Plus frappante encore est l’interprétation qu’il donne de Carmen. Par le choix qu’il opère -traiter cette nouvelle de Mérimée au burin-, Picasso lui ôte toute sensualité pourtant tellement rattachée au personnage titre. Le burin entaille la plaque de cuivre profondément et donne donc, au tirage, un trait précis et sec d’une couleur intense. Les visages que représente alors Picasso se trouvent empreints des contraintes et qualités de cette technique ; l’artiste-virtuose joue complètement du médium qu’il utilise afin d’offrir des personnages stylisés à l’extrême (en une seule ligne sont parfois dessinés les principaux traits du visage) et pourtant extrêmement bavards sur les caractères qu’ils représentent. C’est là une véritable leçon de technique du dessin et de la gravure. Une démonstration éblouissante d’un outil employé au mieux de ses possibilités pour un sujet qui, a priori, ne se prêtait pas à une telle rigueur.
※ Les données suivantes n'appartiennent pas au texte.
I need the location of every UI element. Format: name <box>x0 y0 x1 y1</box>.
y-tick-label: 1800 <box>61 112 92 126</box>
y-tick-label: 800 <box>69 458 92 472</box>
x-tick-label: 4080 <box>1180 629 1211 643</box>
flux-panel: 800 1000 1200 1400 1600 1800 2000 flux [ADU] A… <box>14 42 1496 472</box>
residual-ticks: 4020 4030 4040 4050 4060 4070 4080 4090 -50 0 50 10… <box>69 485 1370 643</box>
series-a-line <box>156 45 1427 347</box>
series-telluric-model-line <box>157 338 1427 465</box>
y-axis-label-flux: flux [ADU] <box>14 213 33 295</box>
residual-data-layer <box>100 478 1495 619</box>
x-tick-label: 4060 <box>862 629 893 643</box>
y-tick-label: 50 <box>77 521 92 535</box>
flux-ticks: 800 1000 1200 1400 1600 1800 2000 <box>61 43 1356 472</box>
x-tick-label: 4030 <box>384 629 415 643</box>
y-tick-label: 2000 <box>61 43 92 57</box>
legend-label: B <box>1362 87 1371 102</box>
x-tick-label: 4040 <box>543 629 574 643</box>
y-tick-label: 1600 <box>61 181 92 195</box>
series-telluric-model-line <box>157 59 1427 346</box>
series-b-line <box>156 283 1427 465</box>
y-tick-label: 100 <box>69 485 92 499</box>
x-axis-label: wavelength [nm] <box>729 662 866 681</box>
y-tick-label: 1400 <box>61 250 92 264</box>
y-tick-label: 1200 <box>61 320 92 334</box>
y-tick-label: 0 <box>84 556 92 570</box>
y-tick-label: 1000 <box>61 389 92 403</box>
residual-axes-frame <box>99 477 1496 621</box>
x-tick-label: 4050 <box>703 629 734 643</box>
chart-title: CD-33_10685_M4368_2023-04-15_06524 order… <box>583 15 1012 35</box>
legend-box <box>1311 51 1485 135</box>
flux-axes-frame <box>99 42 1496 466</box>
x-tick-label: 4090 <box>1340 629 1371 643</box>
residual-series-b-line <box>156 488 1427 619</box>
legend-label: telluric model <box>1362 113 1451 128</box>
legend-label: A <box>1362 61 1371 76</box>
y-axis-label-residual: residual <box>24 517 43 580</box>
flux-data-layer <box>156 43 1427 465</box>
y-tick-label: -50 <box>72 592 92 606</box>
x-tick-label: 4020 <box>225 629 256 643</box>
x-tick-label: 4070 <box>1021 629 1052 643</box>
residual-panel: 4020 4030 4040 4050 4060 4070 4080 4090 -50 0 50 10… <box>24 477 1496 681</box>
Miró donne quant à lui de très belles plages d’aquatintes, aplats de couleur à l’aspect légèrement granuleux, dans des gravures illustrant Le Marteau sans maître de René Char. Les compositions abstraites qu’il propose jouent de rencontres des surfaces colorées et des lignes dans des constructions où l’émotion l’emporte sur la lecture. Qui se laisse guider par les titres risque de se heurter sur l’inutile besoin qu’a le cerveau de créer forcément du sens avec ce qu’il voit. Miró et Char utilisent finalement leurs outils (mots ou lignes) avec une même originalité. Cela demande une lecture tout aussi singulière.
Mais c’est avec les treize lithographies Ubu Roi que Miró nous entraîne dans un véritable bonheur de couleurs et de liberté. De drôles de personnages envahissent les pages. Se crée alors une incroyable loufoquerie de lignes souples et de couleurs formidablement vives. C’est toute la fantaisie de Jarry qui se lit dans ces jeux de lignes qui délimitent de façon apparemment tout à fait arbitraire les couleurs d’une grande pureté, comme capturées en plein éclat. Eclaboussant la dernière salle de l’exposition, ces lithographies s’emportent par l’esprit et sont déjà une invitation à revenir dans le musée de Lodève, logé aux pieds des Cévennes.